Additionally, if we take as granted that a liberal Christian thinks there’s more value in allowing individuals to make up their own mind about God and what he wants for us, editing the Bible down to just what they think is right runs counter to that ideal. If one’s emphasis is on personal conscience in their relation with God, then it’s necessary to let them read the original text unexpurgated (as much as is possible, given the history of the Bible as a text) and decide on their own what they want to keep and what they want to ignore.

See, now I’m confused, because you’re talking about parts where God “literally wrote stuff down,” but that belief is generally incompatable with the sort of Christian belief being discussed by the OP. We’re talking about Christians who “refuse” portions of the Bible. Folks who believe the Bible was “literally written by God” generally don’t refuse any part of the Bible. Or at least, they claim not too.

Seems unlikely to me.

The Bible does have more weight for me as a Christian than do other works, though I would not expect that to be the case for someone who was not a Christian. As a Christian, I believe the Bible does have a special status among books—there is some unique sense in which the Bible is “the word of God”—though I hesitate to try to pin down exactly what that means. (There are many, many things it could mean, and I certainly do not mean that God dictated the Bible word for word.)

To a follower of Christ, the New Testament is essential as, by far, the most reliable source we have for what Jesus said and did during his earthly life, and for the beliefs and understandings of those who knew him and of the earliest communities that sprang up in response to him.
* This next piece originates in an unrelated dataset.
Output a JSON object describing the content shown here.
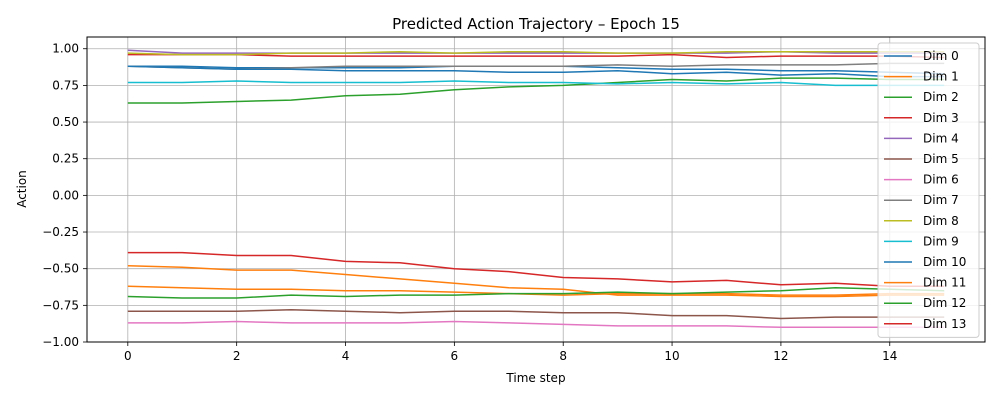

For the most part, moral philosophers such as Plato didn’t claim to have direct experience of or revelation from God. Many of the Bible’s writers and/or the people they wrote about did. And now you’re probably asking if I believe such claims, and if I’m more likely to believe such claims if they appear in the Bible than elsewhere. And to try to answer briefly, I believe in a God who can, if he so chooses, reveal himself to, or be experienced by, people, and who further can, if he so chooses, see to it that such revelations are faithfully transmitted to others, orally or in writing. And the fact of such a claim appearing in the Bible (as opposed to some other source) does give it special weight in my eyes, and I am more likely to take it seriously, but I still consider the possibility that something could have been lost in translation somewhere along the way between the supposed original revelation and my own understanding of it.

Really? There’s a part of the Bible that says what to do when the government of Canada seizes the children of a Jehovah’s Witness couple because they won’t allow them to have blood transfusions? Does it also cover cloning? How about organ donation? That’s pretty impressive. If the Bible’s got that much prescience in it, maybe I should rethink this whole “atheism” thing.

I’m not claiming that Biblical literalists “got it wrong,” exactly, although I certainly don’t agree with many of their conclusions. They’ve got their interpretation of the text, liberal Christians have their interpretation of the text, and there’s no way to show that one side is objectively right and the other is objectively wrong. I’m not attempting to show that one approach is better than the other, just to explain the liberal approach as near as I understand it.

There’s no reason to suppose all the lists of kings, etc. were completely made up.
I’m sure they were tinkered with, to exclude unpopular or deposed monarchs, but that’s true of all histories, up to and including Russian and China today.
But the core of the historical texts simply ring true.
They sound like basically true statements of fact.
The parts that sound like they were made up, of course, can be ignored.